What you need done to get $$$ in the bank from VCs
You’ve got an offer and a term sheet with an investor, you’re about to sign the final document.
Then BOOM you’ll get the money in the bank and can go back to scaling your startup.
But actually, it’s not that simple. Often we see Founders underestimate the steps involved in preparing the documentation to receive capital from investors. That means the whole process of getting money becomes a lot longer than it should and more of a hassle for both startup and investor.
So what are the key stages once you have confirmation from investors?
- Term Sheet
- Due Diligence
- Investment documents: SAFE notes, Con Notes ie the actual contract and binding investor document
- Conditions Precedent
Now there’s a lot of information out there about term sheets, investment documents like SAFEs, due diligence and most pre-Series A Founders know what is involved in both.
By the way - at Accelerating Asia you sign a term sheet with us when you receive an offer to join our portfolio and then the SAFE note once the valuation cap is determined. More on SAFE notes here.
But what about Conditions Precedent? We find this is a knowledge gap and most founders at the early stage don’t realise how important and what they need to organise for conditions precedent.
Do you really need to know about Conditions Precedent? YES!
Conditions Precedent are the common conditions and documents you need to submit and have approved by the investor’s lawyers in order to receive the investment, it’s often the final stage of the investment process.

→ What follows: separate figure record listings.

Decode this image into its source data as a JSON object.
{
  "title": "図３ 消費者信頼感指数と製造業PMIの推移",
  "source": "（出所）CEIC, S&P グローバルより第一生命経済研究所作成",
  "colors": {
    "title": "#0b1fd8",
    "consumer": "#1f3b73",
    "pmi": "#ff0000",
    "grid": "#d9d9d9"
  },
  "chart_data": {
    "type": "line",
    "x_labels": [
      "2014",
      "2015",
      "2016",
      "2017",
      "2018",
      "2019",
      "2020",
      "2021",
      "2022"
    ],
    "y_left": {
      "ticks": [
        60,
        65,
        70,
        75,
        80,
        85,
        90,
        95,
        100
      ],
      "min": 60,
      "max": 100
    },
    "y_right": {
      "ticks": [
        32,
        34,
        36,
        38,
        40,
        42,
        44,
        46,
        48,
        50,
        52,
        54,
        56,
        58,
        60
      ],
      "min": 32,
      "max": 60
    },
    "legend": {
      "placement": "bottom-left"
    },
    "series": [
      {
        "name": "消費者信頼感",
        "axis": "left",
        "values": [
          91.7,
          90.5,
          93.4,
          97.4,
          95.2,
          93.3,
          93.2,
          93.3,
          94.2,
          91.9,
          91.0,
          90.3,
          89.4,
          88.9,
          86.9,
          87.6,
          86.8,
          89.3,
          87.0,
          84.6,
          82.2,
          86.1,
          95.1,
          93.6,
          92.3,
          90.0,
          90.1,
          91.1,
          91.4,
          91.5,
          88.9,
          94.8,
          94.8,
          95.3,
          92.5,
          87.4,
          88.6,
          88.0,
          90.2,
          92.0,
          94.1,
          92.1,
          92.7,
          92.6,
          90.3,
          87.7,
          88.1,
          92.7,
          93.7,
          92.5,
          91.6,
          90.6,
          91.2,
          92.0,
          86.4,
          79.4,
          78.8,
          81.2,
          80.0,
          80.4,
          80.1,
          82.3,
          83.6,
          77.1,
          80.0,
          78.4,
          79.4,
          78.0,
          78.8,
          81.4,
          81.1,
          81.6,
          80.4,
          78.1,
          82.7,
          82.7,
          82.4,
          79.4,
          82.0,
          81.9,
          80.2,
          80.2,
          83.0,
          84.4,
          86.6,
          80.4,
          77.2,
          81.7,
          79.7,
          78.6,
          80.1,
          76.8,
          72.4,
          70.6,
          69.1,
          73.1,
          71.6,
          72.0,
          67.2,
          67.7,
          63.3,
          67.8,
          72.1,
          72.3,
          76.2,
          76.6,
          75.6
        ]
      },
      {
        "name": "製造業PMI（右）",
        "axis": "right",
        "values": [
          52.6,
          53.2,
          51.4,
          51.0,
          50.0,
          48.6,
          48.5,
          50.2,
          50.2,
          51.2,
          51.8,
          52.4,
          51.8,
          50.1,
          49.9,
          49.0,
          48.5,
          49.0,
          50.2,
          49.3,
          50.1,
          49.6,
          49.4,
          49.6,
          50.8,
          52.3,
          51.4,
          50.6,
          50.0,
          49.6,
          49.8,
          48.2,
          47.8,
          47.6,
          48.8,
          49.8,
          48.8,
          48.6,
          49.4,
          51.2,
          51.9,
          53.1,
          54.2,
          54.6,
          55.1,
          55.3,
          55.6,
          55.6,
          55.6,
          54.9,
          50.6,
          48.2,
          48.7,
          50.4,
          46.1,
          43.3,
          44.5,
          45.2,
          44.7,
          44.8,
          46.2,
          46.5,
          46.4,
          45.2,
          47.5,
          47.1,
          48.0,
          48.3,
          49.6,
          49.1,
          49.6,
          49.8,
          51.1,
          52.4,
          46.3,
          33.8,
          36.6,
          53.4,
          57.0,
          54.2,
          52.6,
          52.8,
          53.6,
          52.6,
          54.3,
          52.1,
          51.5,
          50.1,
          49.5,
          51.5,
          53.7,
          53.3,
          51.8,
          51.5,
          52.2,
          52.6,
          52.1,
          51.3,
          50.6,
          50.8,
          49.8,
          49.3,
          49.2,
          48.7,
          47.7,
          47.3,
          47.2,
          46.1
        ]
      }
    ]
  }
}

Essentially startups must meet Conditions Precedent in order to get the money. The information required to get there shouldn’t be a surprise either - they’re laid out in the investment documents - in our case the SAFE note that you sign with our VC fund.
Here are some common conditions precedent requirements that VCs like Accelerating Asia and international angel investors require of startups:
Singapore HQ: most international investors who choose startups from Southeast Asia and South Asia require Founders to setup a Singapore company, this is really easy and cheap and can be done within a few days for around $300 - there’s also plenty of services like Lanturn to support it.
Why a Singapore HQ? Well it doesn’t have to be Singapore - it can be the UK, Australia or Delaware C-corp - basically startups must be incorporated in a country with solid regulatory frameworks and company requirements. Getting it done early can mean that closing investors and meeting conditions precedent is a breeze.
Employee Agreements: Yes you’re a Founder and you run the company and while it may seem a bit unnecessary, Founders still need to be employed by the company they are running!
Why? Well investors are investing in the entity not the founder directly, and they will want to see that the Founders are required to give a notice period, ensuring intellectual property belongs to the company, and any share vesting. At Accelerating Asia we require a three-year reverse vesting period and if you make it through to the program, we have a template for Employee Agreements.
Intellectual Property Assignment to the Singapore Holding Company. This is all about protecting your business and assets. At the end of the day, intellectual property will be owned by your company, so having the IP assigned to the Singapore holding company helps to protect you against, say, an disgruntled employee who claims that the IP actually belongs to them. For our Founders, Accelerating Asia provides a template for intellectual property assignment.
Consent and approvals from your board and shareholders (usually investors) for you to sign with the new investor and if you have an offer from Accelerating Asia, to join the program. For most startups, this requires organising two resolutions - one for the board and one of the shareholders, then getting approvals from all of the members. For startups joining the program, Accelerating Asia provides a template for the resolutions and pre-emption waivers for Founders.
At Accelerating Asia, we also have one more condition precedent which is specific to us as a VC accelerator and that is a share transfer for the program fee of ~3%. With the help of your corporate secretary, Founders transfer the required amount to Accelerating Asia. Now this is completely separate to the SAFE note and the investment amount but it is usually required to receive money in the bank from us.
Now we hope that helps clear up an area where we have seen startups fall down in. The benefit of getting on top of these common conditions precedent is that when an international angel investor or VC decides to invest in you, you will be ready to receive that money in the bank account quicker and overall it makes for a much smoother transaction for investor and Founder.
For startups accepted into the Accelerating Asia program, we aim to have this paperwork wrapped up quickly at the start of the accelerator so we get it out of the way and you can focus on closing other investors. It might seem like a lot but our Operations Manager helps to support you as you go through the process and provide templates to make it easier for you.